One defendant, Josiah Colt, pleaded guilty to the same obstruction charge as Hodgkins, but faces a recommended sentencing range of 51 months to 63 months, more than three times higher than Hodgkins’ original recommended sentence.
Unlike Hodgkins, Colt was accused of bringing a cache of weapons and ammunition to D.C., and has agreed to cooperate with prosecutors as they bring cases against two co-conspirators.
During a statement read in court Monday, Hodgkins said that he felt remorse and shame for entering the Capitol that day. “If I had any idea that the protests at the Capitol building would escalate to the levels that they did, or that the charges would be what I have faced since then,” he said, “I would have never ventured any further than the sidewalk of Pennsylvania Ave.”
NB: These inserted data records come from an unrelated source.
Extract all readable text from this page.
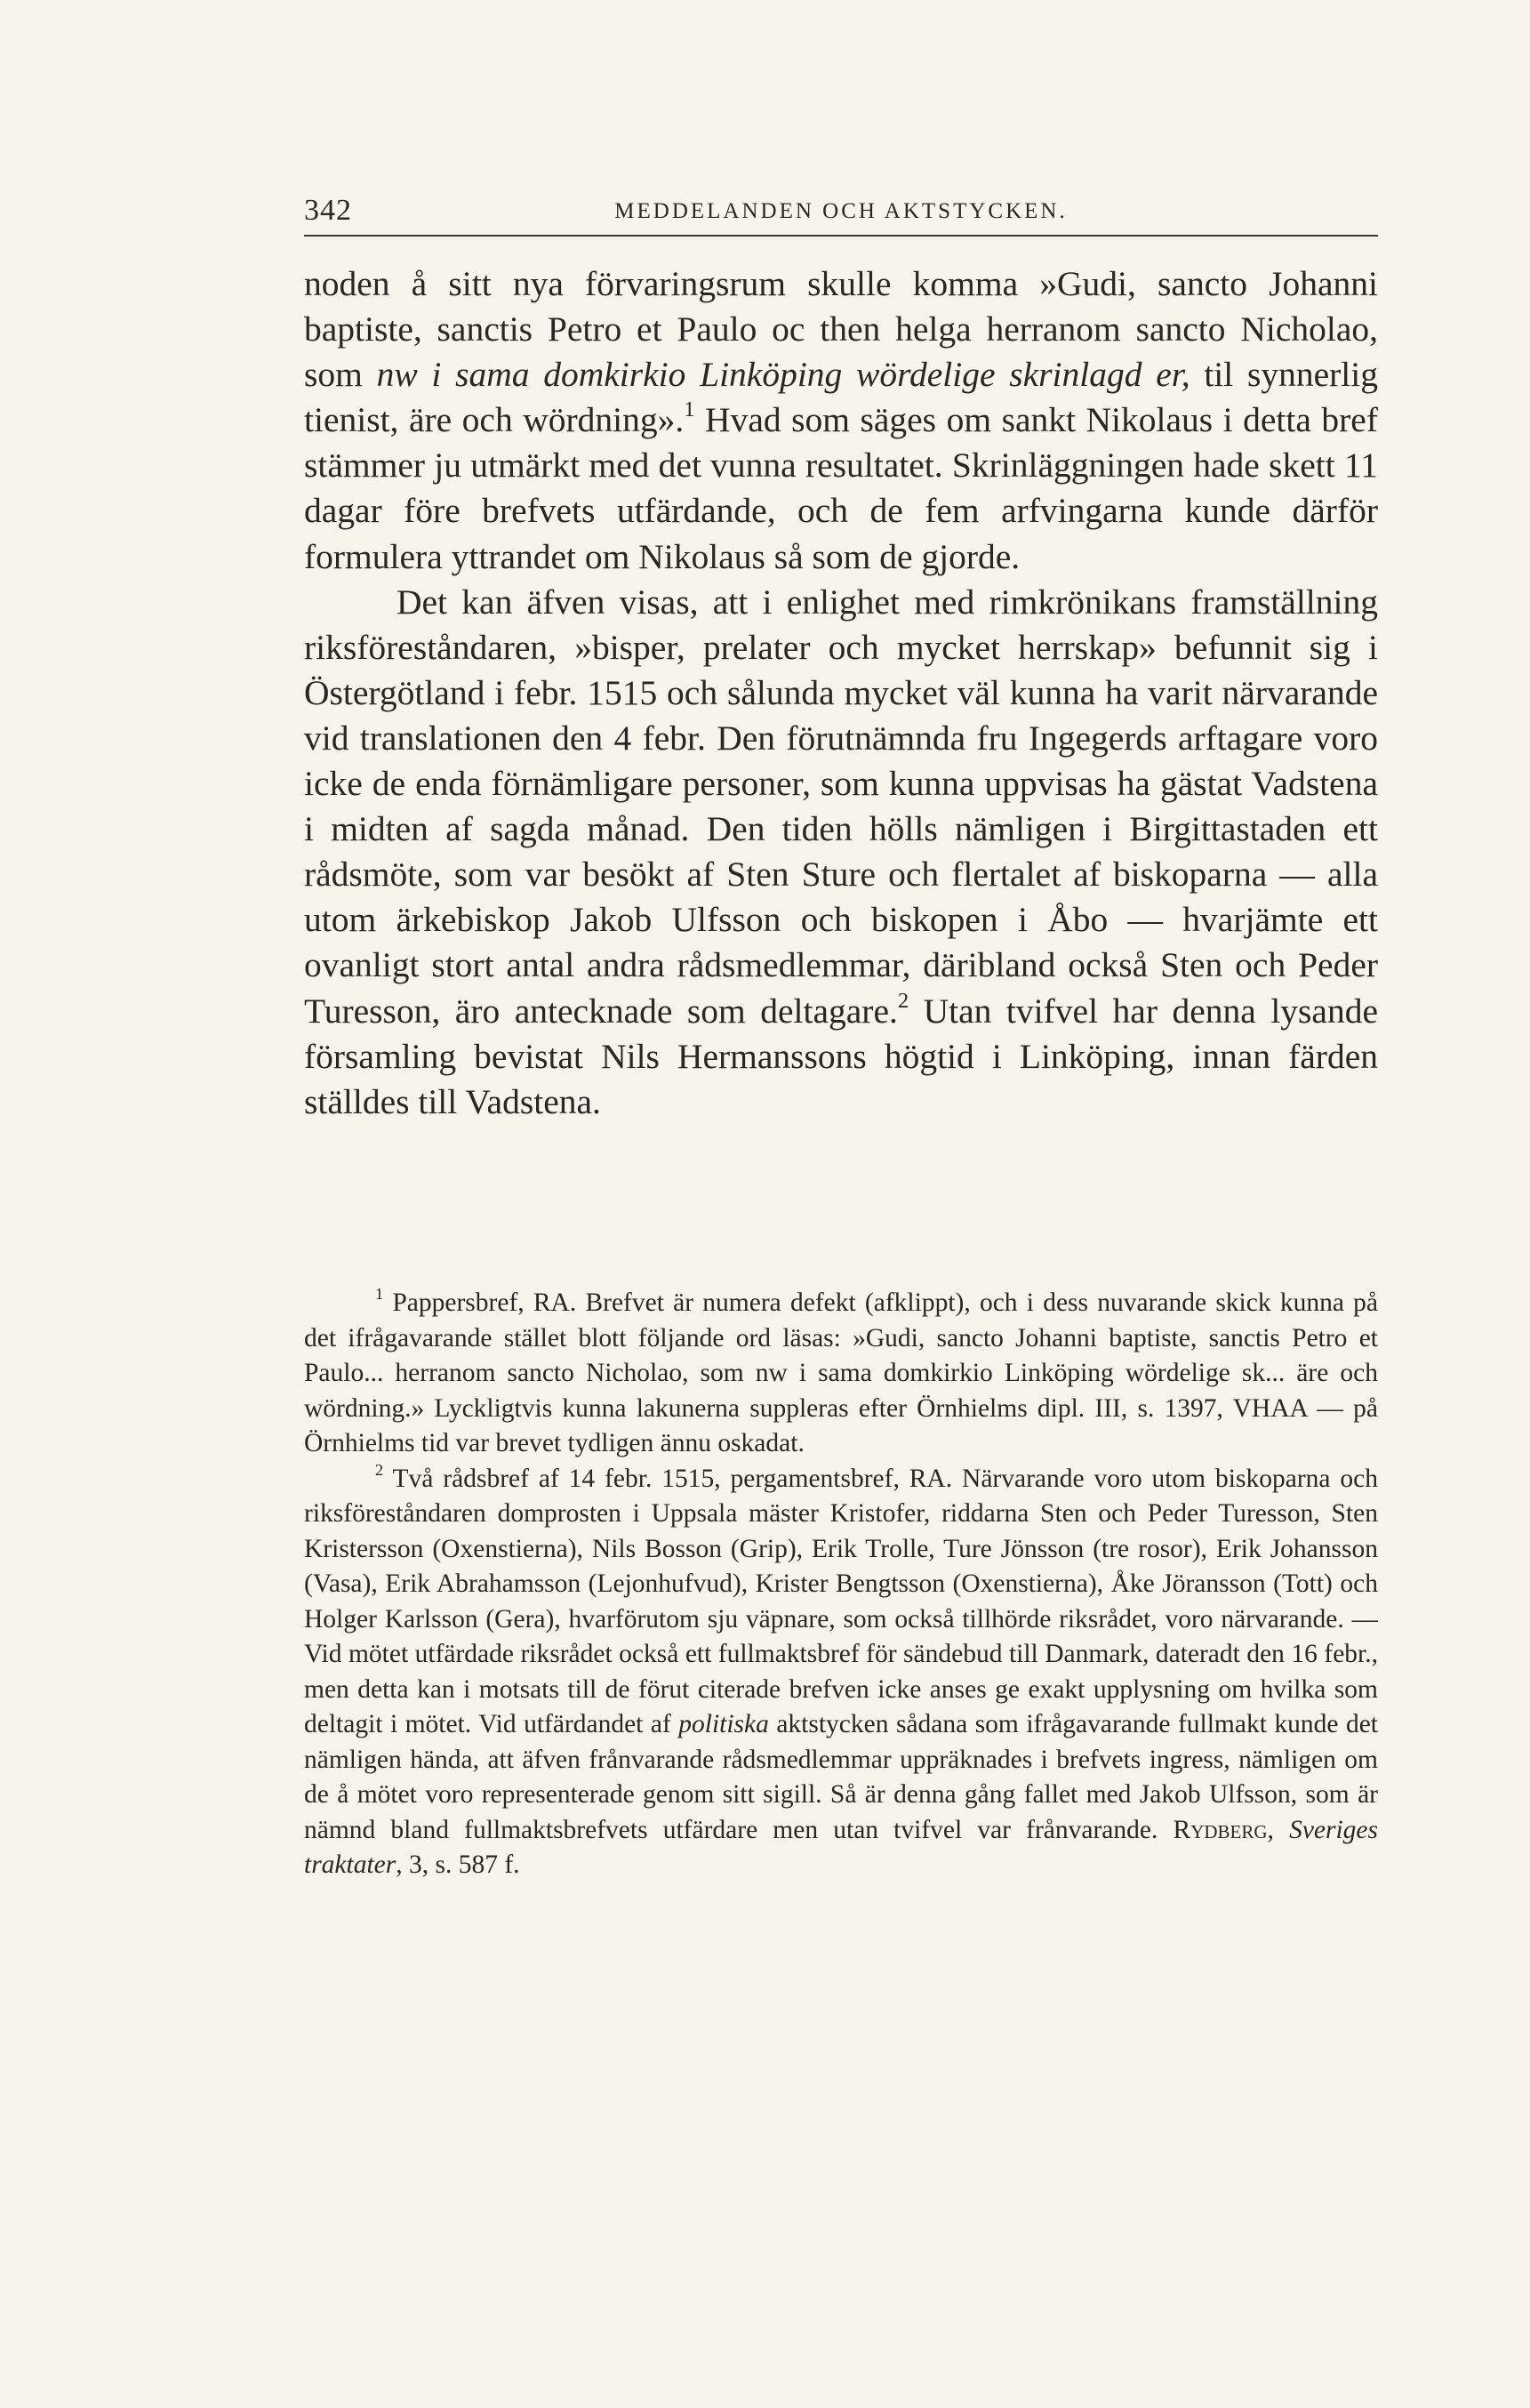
342	MEDDELANDEN OCH AKTSTYCKEN.

noden å sitt nya förvaringsrum skulle komma »Gudi, sancto Johanni baptiste, sanctis Petro et Paulo oc then helga herranom sancto Nicholao, som nw i sama domkirkio Linköping wördelige skrinlagd er, til synnerlig tienist, äre och wördning».$^1$ Hvad som säges om sankt Nikolaus i detta bref stämmer ju utmärkt med det vunna resultatet. Skrinläggningen hade skett 11 dagar före brefvets utfärdande, och de fem arfvingarna kunde därför formulera yttrandet om Nikolaus så som de gjorde.

Det kan äfven visas, att i enlighet med rimkrönikans framställning riksföreståndaren, »bisper, prelater och mycket herrskap» befunnit sig i Östergötland i febr. 1515 och sålunda mycket väl kunna ha varit närvarande vid translationen den 4 febr. Den förutnämnda fru Ingegerds arftagare voro icke de enda förnämligare personer, som kunna uppvisas ha gästat Vadstena i midten af sagda månad. Den tiden hölls nämligen i Birgittastaden ett rådsmöte, som var besökt af Sten Sture och flertalet af biskoparna — alla utom ärkebiskop Jakob Ulfsson och biskopen i Åbo — hvarjämte ett ovanligt stort antal andra rådsmedlemmar, däribland också Sten och Peder Turesson, äro antecknade som deltagare.$^2$ Utan tvifvel har denna lysande församling bevistat Nils Hermanssons högtid i Linköping, innan färden ställdes till Vadstena.

$^1$ Pappersbref, RA. Brefvet är numera defekt (afklippt), och i dess nuvarande skick kunna på det ifrågavarande stället blott följande ord läsas: »Gudi, sancto Johanni baptiste, sanctis Petro et Paulo... herranom sancto Nicholao, som nw i sama domkirkio Linköping wördelige sk... äre och wördning.» Lyckligtvis kunna lakunerna suppleras efter Örnhielms dipl. III, s. 1397, VHAA — på Örnhielms tid var brevet tydligen ännu oskadat.

$^2$ Två rådsbref af 14 febr. 1515, pergamentsbref, RA. Närvarande voro utom biskoparna och riksföreståndaren domprosten i Uppsala mäster Kristofer, riddarna Sten och Peder Turesson, Sten Kristersson (Oxenstierna), Nils Bosson (Grip), Erik Trolle, Ture Jönsson (tre rosor), Erik Johansson (Vasa), Erik Abrahamsson (Lejonhufvud), Krister Bengtsson (Oxenstierna), Åke Jöransson (Tott) och Holger Karlsson (Gera), hvarförutom sju väpnare, som också tillhörde riksrådet, voro närvarande. — Vid mötet utfärdade riksrådet också ett fullmaktsbref för sändebud till Danmark, dateradt den 16 febr., men detta kan i motsats till de förut citerade brefven icke anses ge exakt upplysning om hvilka som deltagit i mötet. Vid utfärdandet af politiska aktstycken sådana som ifrågavarande fullmakt kunde det nämligen hända, att äfven frånvarande rådsmedlemmar uppräknades i brefvets ingress, nämligen om de å mötet voro representerade genom sitt sigill. Så är denna gång fallet med Jakob Ulfsson, som är nämnd bland fullmaktsbrefvets utfärdare men utan tvifvel var frånvarande. Rydberg, Sveriges traktater, 3, s. 587 f.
Hodgkins said that although he did not engage in violence or theft, his involvement did still contribute to the “greater problem that took place.” He said, “I have also thought at times that the company of us who remained calmer in our protest may have made others feel emboldened to carry out the destruction that occurred.”
Hodgkins said that since his arrest, he’d spent more than 100 hours volunteering at an animal shelter and food bank, had joined a church, and had been vaccinated against COVID-19.
“In addition,” he said, “I wish to state that I completely acknowledge and accept that Joseph R. Biden Jr. is respectfully and rightfully the President of the United States.”
When announcing his decision, Moss cited the fact that Hodgkins stood beside the dais of the U.S. Senate and raised a “Trump 2020” flag. The symbolism of that act, Moss said, was “unmistakable.” Hodgkins had staked a claim on the floor of the United States Senate, “not with the American flag,” Moss said, but with a flag that declared his loyalty “to a single individual, over a nation.”
Moss said, “That act captured the threat to Democracy that we all witnessed that day.”